Se in via di principio le potestà di controllo in esame trovano applicazione unicamente ai rapporti intestati o cointestati al contribuente sottoposto a controllo, è indubbio, però, che le stesse potestà si applicano anche relativamente ai rapporti intestati e alle operazioni effettuate esclusivamente da soggetti terzi, specialmente se legati al contribuente da vincoli familiari o commerciali, a condizione che l’ufficio accertatore dimostri che la titolarità dei rapporti come delle operazioni è fittizia o comunque è superata, in relazione alle circostanze del caso concreto, dalla sostanziale imputabilità al contribuente medesimo delle posizioni creditorie e debitorie rilevate dalla documentazione bancaria acquisita (in tal senso, Cassazione nn. 1728/1999, 8457/2001, 8826/2001 e 6232/2003).

L’intestazione fittizia, in sostanza, si manifesta tutte le volte in cui gli uffici rilevino nel corso dell’istruttoria che le movimentazioni finanziarie, sebbene riferibili formalmente a soggetti che risultano averne la titolarità, in realtà sono da imputare a un soggetto diverso che ne ha la reale paternità con riferimento all’attività svolta” e l’organo di controllo può interpellare sia l’uno che l’altro, senza una scaletta ben precisa.

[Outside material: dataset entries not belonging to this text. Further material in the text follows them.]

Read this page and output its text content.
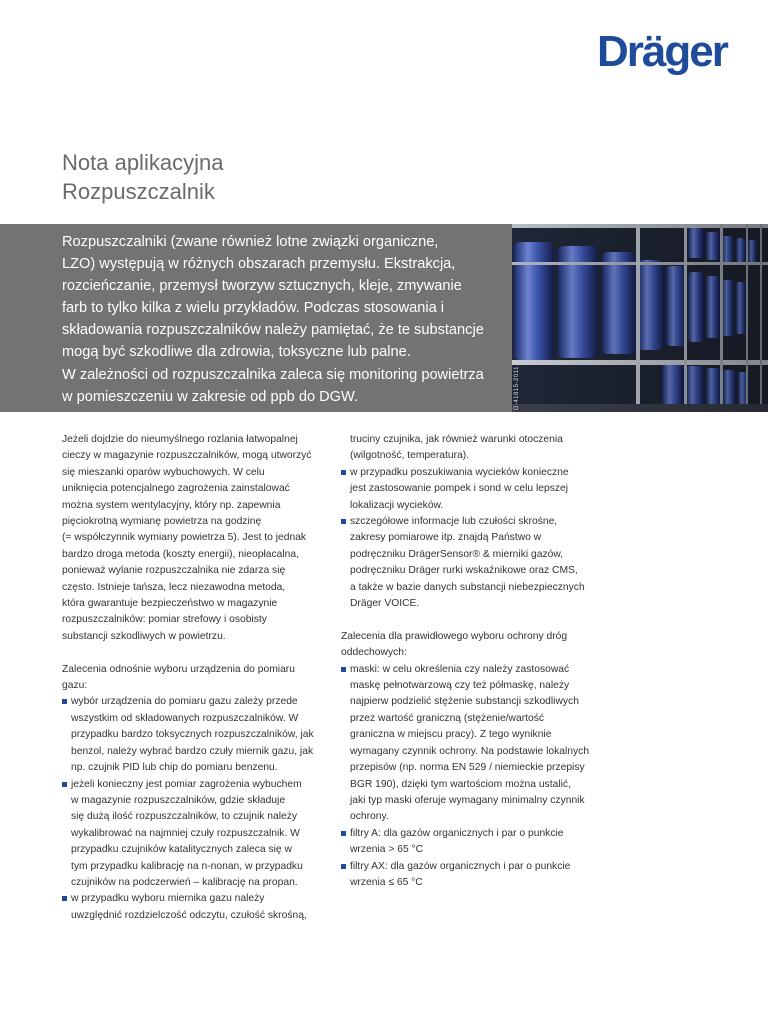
Dräger
Nota aplikacyjna
Rozpuszczalnik
Rozpuszczalniki (zwane również lotne związki organiczne,
LZO) występują w różnych obszarach przemysłu. Ekstrakcja,
rozcieńczanie, przemysł tworzyw sztucznych, kleje, zmywanie
farb to tylko kilka z wielu przykładów. Podczas stosowania i
składowania rozpuszczalników należy pamiętać, że te substancje
mogą być szkodliwe dla zdrowia, toksyczne lub palne.
W zależności od rozpuszczalnika zaleca się monitoring powietrza
w pomieszczeniu w zakresie od ppb do DGW.	D-41815-2011

Jeżeli dojdzie do nieumyślnego rozlania łatwopalnej

cieczy w magazynie rozpuszczalników, mogą utworzyć

się mieszanki oparów wybuchowych. W celu

uniknięcia potencjalnego zagrożenia zainstalować

można system wentylacyjny, który np. zapewnia

pięciokrotną wymianę powietrza na godzinę

(= współczynnik wymiany powietrza 5). Jest to jednak

bardzo droga metoda (koszty energii), nieopłacalna,

ponieważ wylanie rozpuszczalnika nie zdarza się

często. Istnieje tańsza, lecz niezawodna metoda,

która gwarantuje bezpieczeństwo w magazynie

rozpuszczalników: pomiar strefowy i osobisty

substancji szkodliwych w powietrzu.

Zalecenia odnośnie wyboru urządzenia do pomiaru

gazu:

wybór urządzenia do pomiaru gazu zależy przede

wszystkim od składowanych rozpuszczalników. W

przypadku bardzo toksycznych rozpuszczalników, jak

benzol, należy wybrać bardzo czuły miernik gazu, jak

np. czujnik PID lub chip do pomiaru benzenu.

jeżeli konieczny jest pomiar zagrożenia wybuchem

w magazynie rozpuszczalników, gdzie składuje

się dużą ilość rozpuszczalników, to czujnik należy

wykalibrować na najmniej czuły rozpuszczalnik. W

przypadku czujników katalitycznych zaleca się w

tym przypadku kalibrację na n-nonan, w przypadku

czujników na podczerwień – kalibrację na propan.

w przypadku wyboru miernika gazu należy

uwzględnić rozdzielczość odczytu, czułość skrośną,

truciny czujnika, jak również warunki otoczenia

(wilgotność, temperatura).

w przypadku poszukiwania wycieków konieczne

jest zastosowanie pompek i sond w celu lepszej

lokalizacji wycieków.

szczegółowe informacje lub czułości skrośne,

zakresy pomiarowe itp. znajdą Państwo w

podręczniku DrägerSensor® & mierniki gazów,

podręczniku Dräger rurki wskaźnikowe oraz CMS,

a także w bazie danych substancji niebezpiecznych

Dräger VOICE.

Zalecenia dla prawidłowego wyboru ochrony dróg

oddechowych:

maski: w celu określenia czy należy zastosować

maskę pełnotwarzową czy też półmaskę, należy

najpierw podzielić stężenie substancji szkodliwych

przez wartość graniczną (stężenie/wartość

graniczna w miejscu pracy). Z tego wyniknie

wymagany czynnik ochrony. Na podstawie lokalnych

przepisów (np. norma EN 529 / niemieckie przepisy

BGR 190), dzięki tym wartościom można ustalić,

jaki typ maski oferuje wymagany minimalny czynnik

ochrony.

filtry A: dla gazów organicznych i par o punkcie

wrzenia > 65 °C

filtry AX: dla gazów organicznych i par o punkcie

wrzenia ≤ 65 °C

Su tali tematiche, come abbiamo già avuto modo di affermare1, la giurisprudenza degli ultimi anni ha privilegiato soluzioni più aderenti alla sostanza del rapporto tributario sottostante all’avviso di accertamento piuttosto che a valutazioni legate alla forma2. Anche da ultimo, con la sentenza n. 21420 del 30 novembre 2012 (ud. 11 ottobre 2012) la Corte di Cassazione ha confermato che le movimentazioni non giustificate sui conti della moglie giocano sui conti del marito. Gli elementi indiziari che emergevano dal PVC redatto dalla Guardia di Finanza erano costituiti:

  1. dalla frequenza e notevole entità delle somme movimentate sul conto del coniuge;

  2. dall’assenza di redditi propri dichiarati dal coniuge, che svolgeva attività di casalinga;

  3. dalla mancanza di giustificazioni fornite dal coniuge in ordine alle predette movimentazioni ed alla provenienza delle relative somme;

  4. dalla modestissima entità dei ricavi dichiarati per gli anni 1993 e 1994 dal contribuente, che appariva inattendibile in relazione allo specifico settore commerciale (prodotti tessili).

 

E pertanto, la Corte ribadisce che “in tema di accertamento delle imposte, il D.P.R. 29 settembre 1973, n. 600, art. 32, n. 7, e il D.P.R. 26 ottobre 1972, n. 633, art. 51, autorizzano l’Ufficio finanziario a procedere all’accertamento fiscale anche attraverso indagini su conti correnti bancari formalmente intestati a terzi, ma che si ha motivo di ritenere connessi ed inerenti al reddito del contribuente, acquisendo dati, notizie e documenti di carattere specifico relativi a tali conti, sulla base di elementi indiziari” (cfr. Corte Cass. 5′ sez. 17.06.2002 n. 8683 – con specifico riferimento a conto corrente intestato al coniuge del contribuente; id. 5′ sez. 21.12.2007 n. 27032) o quando comunque “l’ufficio abbia motivo di ritenere, in base agli elementi indiziari raccolti, che gli stessi siano stati utilizzati per occultare operazioni commerciali, ovvero per imbastire una vera e propria gestione extra-contabile, a scopo di evasione fiscale” (cfr. Corte Cass. 5′ sez. 12.01.2009 n. 374).

 

8 febbraio 2013

Gianfranco Antico

1 Cfr. ANTICO, Le indagini finanziarie, Roma, 2012, Buffetti Editore.

2 In tale contesto, è utile sottolineare come sia di estrema importanza un’accurata, ordinata ed attenta gestione del conto corrente. E se è vero che non risulta obbligatorio tenere due conti distinti, uno per l’attività d’impresa e l’altro per le esigenze familiari, è incontrovertibile che la gestione delle operazioni bancarie personali su un conto separato risulta quanto mai opportuna ed agevola la difesa in caso di accertamento.